AFP (Agence France-Presse)
AFP betonte, dass Merz darauf abzielte, eine persönliche Beziehung zu Trump aufzubauen, trotz bestehender Differenzen über den Ukraine-Krieg und die Gefahr eines Handelskriegs. Der Fokus lag auf Merz’ Bemühungen, diplomatische Brücken zu schlagen, und auf der Herausforderung, mit Trumps unvorhersehbarem Stil umzugehen.

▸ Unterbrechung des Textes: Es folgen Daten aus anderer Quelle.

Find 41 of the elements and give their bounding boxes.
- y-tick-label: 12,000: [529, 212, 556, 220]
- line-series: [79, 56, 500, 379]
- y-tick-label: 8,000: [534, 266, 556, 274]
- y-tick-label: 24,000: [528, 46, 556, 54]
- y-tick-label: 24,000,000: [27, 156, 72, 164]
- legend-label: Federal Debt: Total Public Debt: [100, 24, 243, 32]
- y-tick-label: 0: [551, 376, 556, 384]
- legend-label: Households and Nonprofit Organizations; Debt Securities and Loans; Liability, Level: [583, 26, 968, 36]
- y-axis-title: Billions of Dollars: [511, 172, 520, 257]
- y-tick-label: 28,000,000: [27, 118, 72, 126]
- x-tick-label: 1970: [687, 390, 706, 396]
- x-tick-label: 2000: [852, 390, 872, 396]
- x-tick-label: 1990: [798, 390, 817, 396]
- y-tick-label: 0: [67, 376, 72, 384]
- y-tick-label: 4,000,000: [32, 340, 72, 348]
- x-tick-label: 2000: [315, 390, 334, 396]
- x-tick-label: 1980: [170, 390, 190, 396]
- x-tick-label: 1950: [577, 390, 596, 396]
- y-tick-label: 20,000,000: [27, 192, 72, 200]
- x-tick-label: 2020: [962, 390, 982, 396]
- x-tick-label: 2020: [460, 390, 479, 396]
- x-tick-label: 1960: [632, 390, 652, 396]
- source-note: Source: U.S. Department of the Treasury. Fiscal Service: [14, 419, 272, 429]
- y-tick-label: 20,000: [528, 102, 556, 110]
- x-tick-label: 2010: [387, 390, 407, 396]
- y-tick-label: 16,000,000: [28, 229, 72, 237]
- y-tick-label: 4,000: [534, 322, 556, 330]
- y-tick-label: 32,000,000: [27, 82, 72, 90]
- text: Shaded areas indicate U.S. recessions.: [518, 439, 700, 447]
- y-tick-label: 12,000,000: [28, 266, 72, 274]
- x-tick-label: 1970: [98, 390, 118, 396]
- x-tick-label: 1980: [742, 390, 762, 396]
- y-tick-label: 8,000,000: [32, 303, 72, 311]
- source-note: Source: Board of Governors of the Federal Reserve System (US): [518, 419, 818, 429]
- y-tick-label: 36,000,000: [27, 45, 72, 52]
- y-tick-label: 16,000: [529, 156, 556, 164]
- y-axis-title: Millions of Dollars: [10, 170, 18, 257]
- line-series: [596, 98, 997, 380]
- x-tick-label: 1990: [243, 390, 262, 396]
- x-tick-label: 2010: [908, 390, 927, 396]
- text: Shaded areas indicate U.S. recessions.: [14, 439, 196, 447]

Relevante Beobachtungen der internationalen Presse:
Tonalität und Atmosphäre:
Die internationale Presse beschrieb die Atmosphäre als freundlich, aber einseitig, da Trump die Gespräche dominierte und Merz oft nur wenig zu Wort kam. Trump lobte Merz als „respektierten Mann“ und die gestiegenen deutschen Verteidigungsausgaben, während Merz die historische Verbundenheit beider Länder und Trumps familiäre Wurzeln in Deutschland betonte.
Ukraine-Krieg:
Merz betonte, Trump sei die „Schlüsselfigur“, um den Krieg zu beenden, und drängte auf mehr Druck auf Russland. Trumps kontroverse Äußerungen, wie die Kindervergleich-Analogie oder die Andeutung, den Konflikt weiterlaufen zu lassen, stießen auf Kritik, da Merz diese nicht direkt konterte.
Handelsstreit:
Merz äußerte Optimismus über eine mögliche Einigung im Zollstreit, was von Trump mit der Aussicht auf ein „gutes Handelsabkommen“ unterstützt wurde. Die Presse sah hierin jedoch keine konkreten Fortschritte, da die EU sowieso als Hauptverhandlungspartner gilt.
Persönliche Beziehung:
Merz’ Strategie, durch Geschenke und Verweise auf Trumps deutsche Herkunft einen Draht aufzubauen, wurde als erfolgreich angesehen, da Trump die Einladung nach Deutschland annahm. Dennoch wurde Merz’ zurückhaltende Haltung von einigen Medien als zu vorsichtig bewertet.
Kritische Stimmen
Einige internationale Medien, insbesondere Politico, kritisierten Merz’ „unterwürfige“ Haltung und seine Zurückhaltung, Trump direkt zu widersprechen, insbesondere bei dessen umstrittenen Aussagen zum Ukraine-Krieg. Die Presse wies darauf hin, dass Merz’ Fokus auf Harmonie möglicherweise langfristig die deutschen und europäischen Interessen schwächen könnte, wenn Trump weiterhin unberechenbare Positionen einnimmt.
Fazit
Die internationale Presse sah das Treffen als diplomatischen Erfolg für Merz, da er einen Eklat vermied und eine Basis für zukünftige Gespräche legte. Allerdings wurde seine zurückhaltende, schmeichelnde Haltung als Zeichen von Unterwürfigkeit kritisiert, besonders angesichts Trumps dominanter Präsenz und kontroverser Aussagen. Das Treffen wurde als Testlauf für die deutsch-amerikanische Beziehung unter Trump betrachtet, mit gemischten Bewertungen hinsichtlich Merz’ Fähigkeit, europäische Interessen selbstbewusst zu vertreten.